Les révélations de l’ancien parlementaire FLN et vice-président de l’Assemblée nationale populaire sur le commerce délinquant des listes des candidats à la députation en 2017 sont d’un effet massue sur une représentation déjà en mal de crédibilité. La mauvaise réputation de la majorité, FLN et RND compris, alourdie par les aveux de M. Tliba, rend la tenue de nouvelles législatives plus qu’évidentes…

Même si ce n’est pas l’une des voix écoutées d’un champ politique aphone, les mots du sulfureux ancien député Baha Eddine Tliba devant le Tribunal de Sidi M’hamed, où il a «exposé«comment s’exerce le commerce mafieux des listes électorales, affaiblissent plus que jamais une Assemblée qui bat de l’aile de toute part depuis son installation. «Djamel Ould Abbès ( SG du FLN) m’a remis un plan de financement de la campagne électorale et le prix d’une tête de liste était fixé à 6 milliards centimes«, avait lâché Tliba lors du procès de mercredi dernier.
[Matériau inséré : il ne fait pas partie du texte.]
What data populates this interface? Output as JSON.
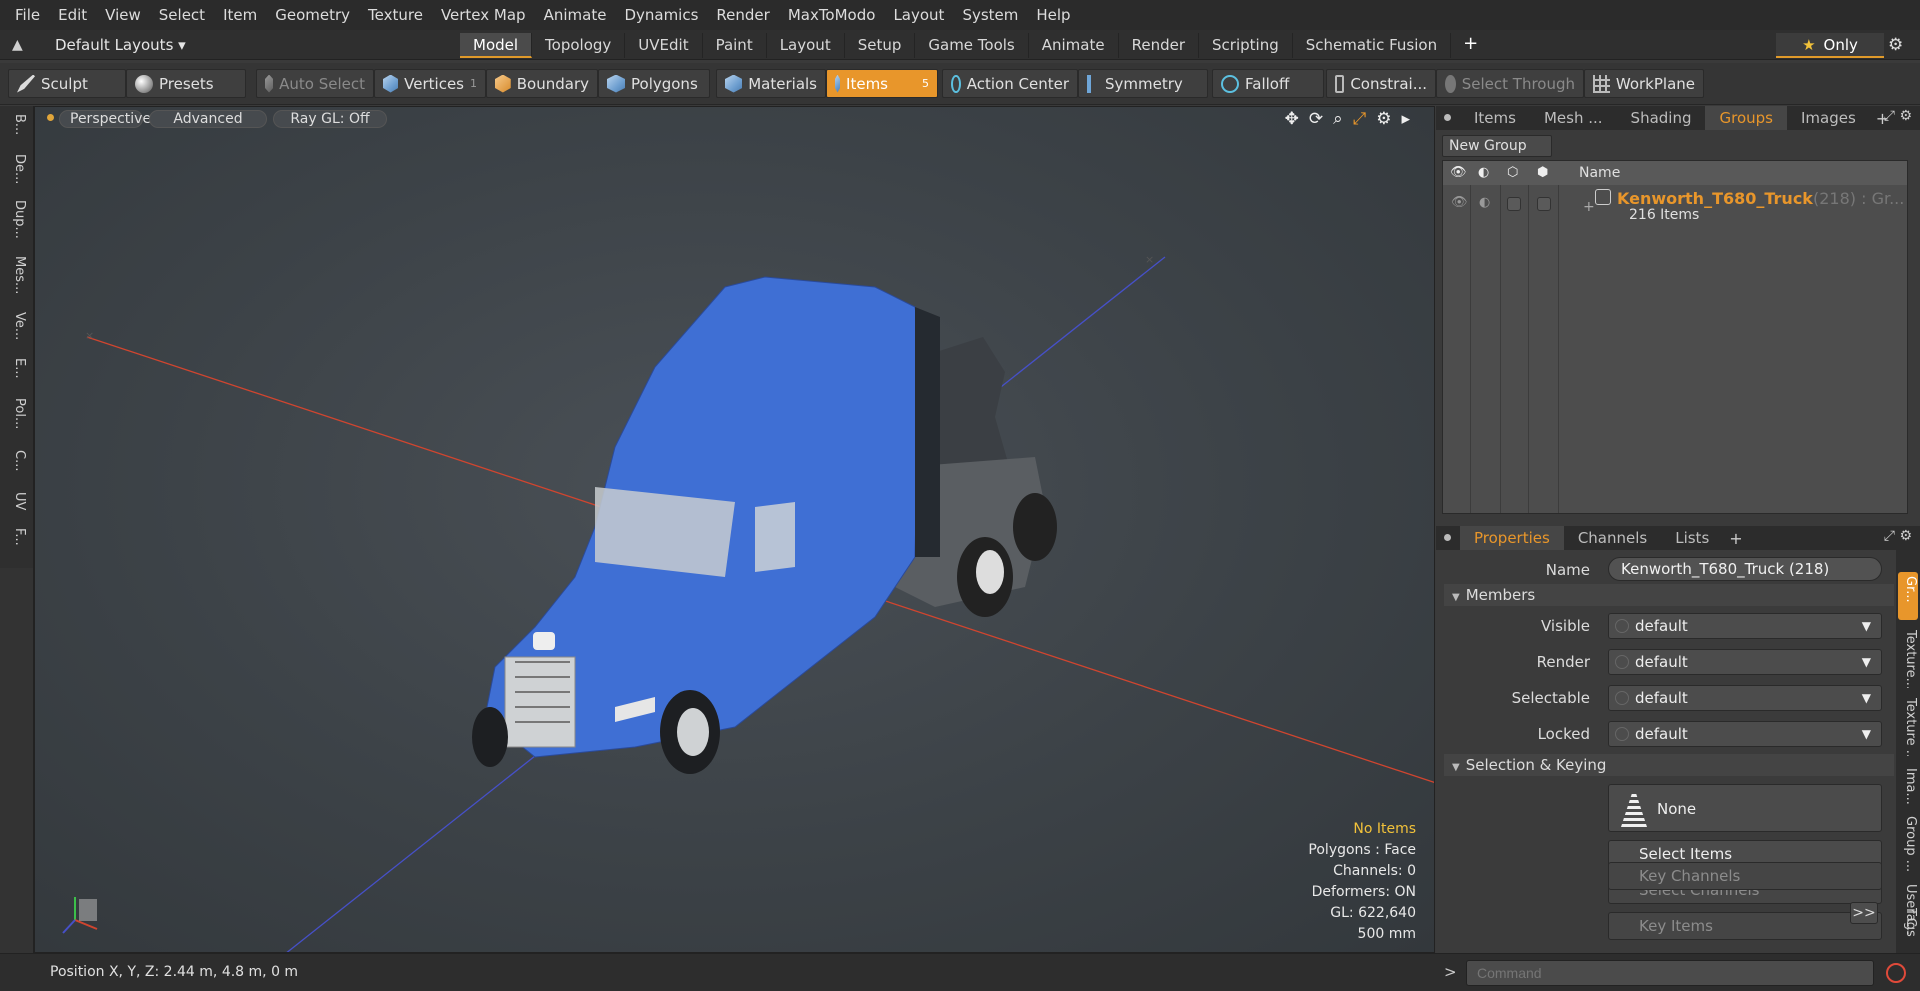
{
  "menu": [
    "File",
    "Edit",
    "View",
    "Select",
    "Item",
    "Geometry",
    "Texture",
    "Vertex Map",
    "Animate",
    "Dynamics",
    "Render",
    "MaxToModo",
    "Layout",
    "System",
    "Help"
  ],
  "layouts": {
    "default_label": "Default Layouts ▾",
    "tabs": [
      "Model",
      "Topology",
      "UVEdit",
      "Paint",
      "Layout",
      "Setup",
      "Game Tools",
      "Animate",
      "Render",
      "Scripting",
      "Schematic Fusion"
    ],
    "active_tab": "Model",
    "only_label": "Only"
  },
  "toolbar": {
    "sculpt": "Sculpt",
    "presets": "Presets",
    "auto_select": "Auto Select",
    "vertices": "Vertices",
    "vertices_count": "1",
    "boundary": "Boundary",
    "polygons": "Polygons",
    "materials": "Materials",
    "items": "Items",
    "items_count": "5",
    "action_center": "Action Center",
    "symmetry": "Symmetry",
    "falloff": "Falloff",
    "constraints": "Constrai...",
    "select_through": "Select Through",
    "workplane": "WorkPlane"
  },
  "left_tabs": [
    "B...",
    "De...",
    "Dup...",
    "Mes...",
    "Ve...",
    "E...",
    "Pol...",
    "C...",
    "UV",
    "F..."
  ],
  "viewport": {
    "perspective": "Perspective",
    "advanced": "Advanced",
    "raygl": "Ray GL: Off",
    "stats": {
      "no_items": "No Items",
      "polygons": "Polygons : Face",
      "channels": "Channels: 0",
      "deformers": "Deformers: ON",
      "gl": "GL: 622,640",
      "scale": "500 mm"
    }
  },
  "groups_panel": {
    "tabs": [
      "Items",
      "Mesh ...",
      "Shading",
      "Groups",
      "Images"
    ],
    "active_tab": "Groups",
    "new_group": "New Group",
    "name_header": "Name",
    "group": {
      "name": "Kenworth_T680_Truck",
      "count": "(218) : Gr...",
      "items": "216 Items"
    }
  },
  "props_panel": {
    "tabs": [
      "Properties",
      "Channels",
      "Lists"
    ],
    "active_tab": "Properties",
    "name_label": "Name",
    "name_value": "Kenworth_T680_Truck (218)",
    "members_section": "Members",
    "visible_label": "Visible",
    "visible_value": "default",
    "render_label": "Render",
    "render_value": "default",
    "selectable_label": "Selectable",
    "selectable_value": "default",
    "locked_label": "Locked",
    "locked_value": "default",
    "selection_section": "Selection & Keying",
    "none_label": "None",
    "select_items": "Select Items",
    "select_channels": "Select Channels",
    "key_items": "Key Items",
    "key_channels": "Key Channels",
    "more": ">>"
  },
  "right_vtabs": [
    "Gr...",
    "Texture...",
    "Texture ...",
    "Ima...",
    "Group ...",
    "User C...",
    "Tags"
  ],
  "status": {
    "position": "Position X, Y, Z:   2.44 m, 4.8 m, 0 m",
    "command_placeholder": "Command"
  }
}
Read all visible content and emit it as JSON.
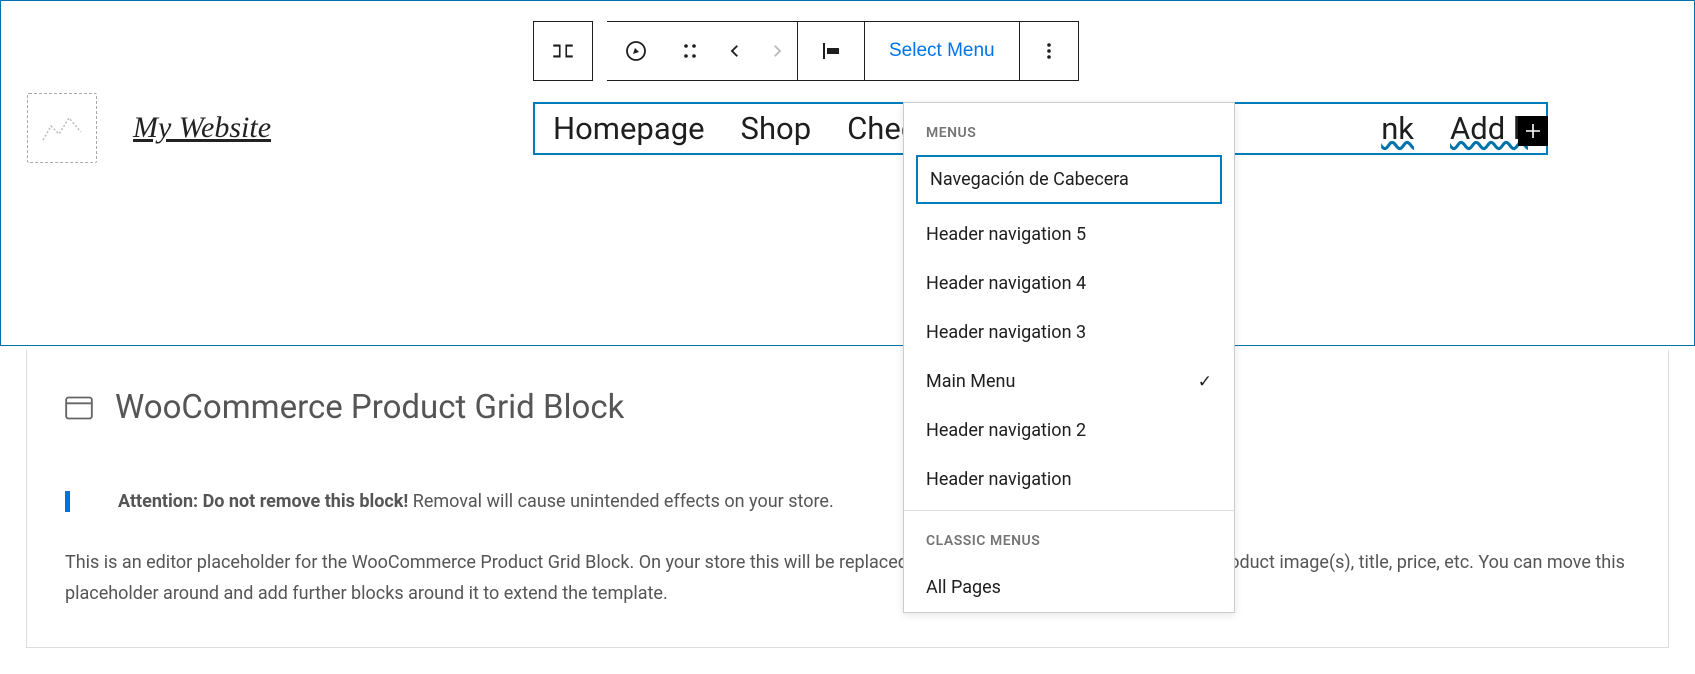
{
  "site_title": "My Website",
  "toolbar": {
    "select_menu_label": "Select Menu"
  },
  "nav": {
    "items": [
      "Homepage",
      "Shop",
      "Chec",
      "nk",
      "Add li"
    ]
  },
  "dropdown": {
    "heading_menus": "MENUS",
    "heading_classic": "CLASSIC MENUS",
    "menus": [
      {
        "label": "Navegación de Cabecera",
        "highlighted": true
      },
      {
        "label": "Header navigation 5"
      },
      {
        "label": "Header navigation 4"
      },
      {
        "label": "Header navigation 3"
      },
      {
        "label": "Main Menu",
        "checked": true
      },
      {
        "label": "Header navigation 2"
      },
      {
        "label": "Header navigation"
      }
    ],
    "classic": [
      {
        "label": "All Pages"
      }
    ]
  },
  "block": {
    "title": "WooCommerce Product Grid Block",
    "attention_strong": "Attention: Do not remove this block!",
    "attention_rest": " Removal will cause unintended effects on your store.",
    "placeholder": "This is an editor placeholder for the WooCommerce Product Grid Block. On your store this will be replaced by the template and display with your product image(s), title, price, etc. You can move this placeholder around and add further blocks around it to extend the template."
  }
}
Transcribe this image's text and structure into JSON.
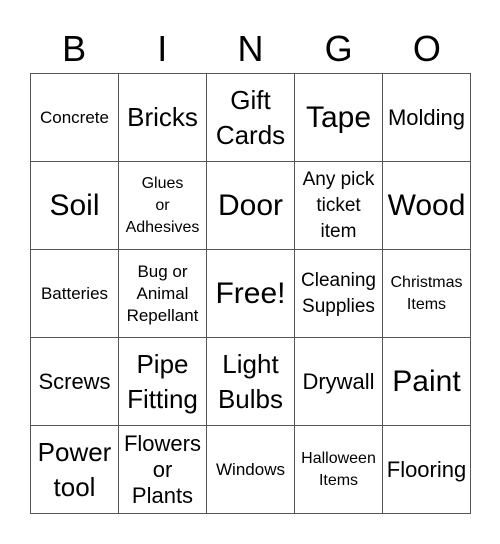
{
  "header": [
    "B",
    "I",
    "N",
    "G",
    "O"
  ],
  "cells": [
    {
      "text": "Concrete",
      "size": "xs"
    },
    {
      "text": "Bricks",
      "size": "ml"
    },
    {
      "text": "Gift\nCards",
      "size": "ml"
    },
    {
      "text": "Tape",
      "size": "l"
    },
    {
      "text": "Molding",
      "size": "m"
    },
    {
      "text": "Soil",
      "size": "l"
    },
    {
      "text": "Glues\nor\nAdhesives",
      "size": "xxs"
    },
    {
      "text": "Door",
      "size": "l"
    },
    {
      "text": "Any pick\nticket\nitem",
      "size": "s"
    },
    {
      "text": "Wood",
      "size": "l"
    },
    {
      "text": "Batteries",
      "size": "xs"
    },
    {
      "text": "Bug or\nAnimal\nRepellant",
      "size": "xs"
    },
    {
      "text": "Free!",
      "size": "l"
    },
    {
      "text": "Cleaning\nSupplies",
      "size": "s"
    },
    {
      "text": "Christmas\nItems",
      "size": "xxs"
    },
    {
      "text": "Screws",
      "size": "m"
    },
    {
      "text": "Pipe\nFitting",
      "size": "ml"
    },
    {
      "text": "Light\nBulbs",
      "size": "ml"
    },
    {
      "text": "Drywall",
      "size": "m"
    },
    {
      "text": "Paint",
      "size": "l"
    },
    {
      "text": "Power\ntool",
      "size": "ml"
    },
    {
      "text": "Flowers\nor\nPlants",
      "size": "m"
    },
    {
      "text": "Windows",
      "size": "xs"
    },
    {
      "text": "Halloween\nItems",
      "size": "xxs"
    },
    {
      "text": "Flooring",
      "size": "m"
    }
  ]
}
En bousculant ainsi à sa manière une APN à laquelle il n’aurait jamais pu accéder si ce n’était la «chkara politique«, érigée en mode d’éligibilité électorale, Tliba semble avoir sonné l’accélération de la dissolution de la chambre basse du Parlement et ouvert un boulevard à la tenue des législatives ; un Parlement dont la mandature en cours semble être chaotique.
A commencer par les circonstances de son élection marquée par la désaffection populaire, en passant par l’épisode du cadenas et le limogeage de son ancien président, jusqu’à la série de démissions des députés, individuelles dans certains cas, et au nom du parti comme ce fut le cas du Parti des travailleurs (PT).
A mi-mandat, l’APN est donc à la croisée des chemins et dans le sillage de la «bombe«Tliba, les langues ont commencé à se délier qui, pour discréditer davantage un Parlement fragile et peu représentatif des forces politiques et sociales du pays, qui, pour réclamer sa rapide dissolution car «inapte«à débattre et approuver les lois de la République.
Mais, visiblement, le scénario de la dissolution de l’APN, et donc de la tenue des élections législatives anticipées, se précise, si l’on se réfère aux déclarations du président par intérim du Conseil de la national, Salah Goudjil, lors de l’ouverture de la session ordinaire du Parlement mercredi dernier.
«Le peuple algérien approuvera certainement le projet du Président sur la révision constitutionnelle pour entamer ensuite le processus de construction de la nouvelle République. Il doit faire la différence entre l’Etat et le pouvoir, l’Etat ne changera pas tant que ses institutions resteront solides», soulignera-t-il, avant d’affirmer que «la révision de la loi sur les élections et les partis politiques avant l’organisation des élections législatives et locales a pour objectif de conférer la légitimité et concrétiser la volonté populaire».
Ce scénario n’agrée pas cependant au Rassemblement national démocratique (RND), qui tente de se remettre en selle, estimant qu’une dissolution des Assemblées équivaut à une «transition déguisée«. «Dissoudre les Assemblées élues est synonyme d’une période de transition déguisée. Cela veut dire le retour au vide politique«, a déclaré mercredi son secrétaire général, Tayeb Zitouni, qui promet que sa formation «se dressera contre ces «manipulations politiques des promoteurs de l’idée de dissoudre le Parlement«. L’on ne se sait pour l’heure qu’elle sera la position de l’ancien parti unique, qui a, jusque-là, la mainmise sur la majorité parlementaire, alors qu’il va de soi que les partis du courant démocratique réitèrent leur préférence pour un processus constituant. Au mois de mai dernier, le porte-parole de la Présidence de la République, Mohand Oussaïd Belaid, a indiqué, lors d’une conférence de presse organisée au Palais d’El Mouradia, qu’«à ce stade, il n’y a pas d’utilité à organiser des élections législatives ou locales anticipées».
Auparavant, le Président Abdelmadjid Tebboune avait déclaré, lors d’une rencontre avec des journalistes de la presse nationale, que «l’Algérie aura de nouvelles institutions d’ici la fin de l’année».